Morneau creates mental health programming for Wilton students
A week of mental health education and awareness programming created by Wilton High School junior Julia Morneau will take place in all four Wilton public schools Monday, May 7, through Friday, May 11.
Julia has been planning the awareness week since last July with Assistant Superintendent of Special Services Andrea Leonardi and each of the school principals.
“It definitely has been a lot of work, but I love what I do and I am so thrilled that Wilton schools are working to break the stigma,” she said.
Through the mental health awareness week programming, Julia said she hopes to “educate students and bring awareness to each school.”

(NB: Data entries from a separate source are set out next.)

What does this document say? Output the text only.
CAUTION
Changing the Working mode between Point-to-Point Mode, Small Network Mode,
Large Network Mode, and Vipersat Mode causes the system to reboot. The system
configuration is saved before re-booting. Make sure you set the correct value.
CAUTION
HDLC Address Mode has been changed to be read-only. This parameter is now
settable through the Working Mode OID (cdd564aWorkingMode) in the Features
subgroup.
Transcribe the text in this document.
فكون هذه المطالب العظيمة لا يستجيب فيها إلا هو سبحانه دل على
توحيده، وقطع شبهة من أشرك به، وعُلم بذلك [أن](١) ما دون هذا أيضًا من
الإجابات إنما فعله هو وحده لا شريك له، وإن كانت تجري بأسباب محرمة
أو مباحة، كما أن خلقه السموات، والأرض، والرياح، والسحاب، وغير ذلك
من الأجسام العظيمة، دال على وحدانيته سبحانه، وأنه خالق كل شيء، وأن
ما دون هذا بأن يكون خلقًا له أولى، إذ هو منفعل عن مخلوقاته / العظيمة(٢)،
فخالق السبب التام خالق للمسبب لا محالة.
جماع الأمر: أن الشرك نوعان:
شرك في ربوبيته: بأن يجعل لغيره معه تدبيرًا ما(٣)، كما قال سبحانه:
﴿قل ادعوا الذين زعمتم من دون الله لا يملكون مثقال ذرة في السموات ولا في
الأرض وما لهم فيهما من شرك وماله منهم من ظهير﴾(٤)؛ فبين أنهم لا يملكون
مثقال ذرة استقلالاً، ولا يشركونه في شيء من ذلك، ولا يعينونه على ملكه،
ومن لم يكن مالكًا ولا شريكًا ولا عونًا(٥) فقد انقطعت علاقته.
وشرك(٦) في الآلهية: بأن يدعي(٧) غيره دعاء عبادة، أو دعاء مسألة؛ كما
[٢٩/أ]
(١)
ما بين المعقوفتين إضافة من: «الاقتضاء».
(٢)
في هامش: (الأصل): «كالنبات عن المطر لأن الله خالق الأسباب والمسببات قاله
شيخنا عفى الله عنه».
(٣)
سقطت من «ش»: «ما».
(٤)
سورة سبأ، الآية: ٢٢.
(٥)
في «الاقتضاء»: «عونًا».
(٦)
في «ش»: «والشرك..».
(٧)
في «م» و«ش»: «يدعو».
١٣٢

“I want kids to know that it is okay to talk about mental health and mental illness, and that mental health disorders affect people all around us,” she said.
“After seeing the results of the Dr. Luthar survey, I was even more concerned about the mental health of students … and I really hope that they will benefit from this.”
Different activities will take place at Wilton’s four schools during the awareness week. For example, Julia said:
- Miller-Driscoll second graders will watch the Disney film Inside Out, the message of which is that “we can’t live without joy and sadness.”
- Cider Mill students will sign a stigma-free pledge and observe National Child Mental Health Awareness Day on May 10 by wearing green.
- Middlebrook students will recognize celebrity or their accomplishments in the face of mental health struggles each day of the week.
- Hundreds of student-created art pieces aimed at educating and raising mental health awareness will be hung in Wilton High School’s main lobby and students will take and go over surveys about mental health and illness in their homerooms.
Julia said her own struggles with mental illness inspired her to create the programming. When she was six years old, Julia was diagnosed with ADHD, anxiety and depression.
“I have, and still do, face many challenges due to the lack of education and stigma around mental illness,” she said. “I struggled a lot with peer relationships and academics, but the help I received from my parents, teachers, therapists and more helped me become the person I am today.”
Julia said she has overcome many academic obstacles, thanks to the help of her teachers, and is now “passionate about medicine” and spreading mental health awareness and education.
“I have a younger brother in third grade [who] struggles with similar things I did,” said Julia, “and I don’t want him to feel the same way that I did when I was put down and excluded because of my mental illnesses.”
Last year, Julia started her own foundation for mental health called Little Minds in February 2017 and launched a website, littlemindsct.com, that summer.
“I started my foundation because of the lack of education and awareness towards mental health in the community, and so that kids know they are not alone in their challenges,” she said. “I completed extensive research about each mental health disorder because I wanted my website to also be a resource that people can go to to receive accurate information on each mental illness,” she said.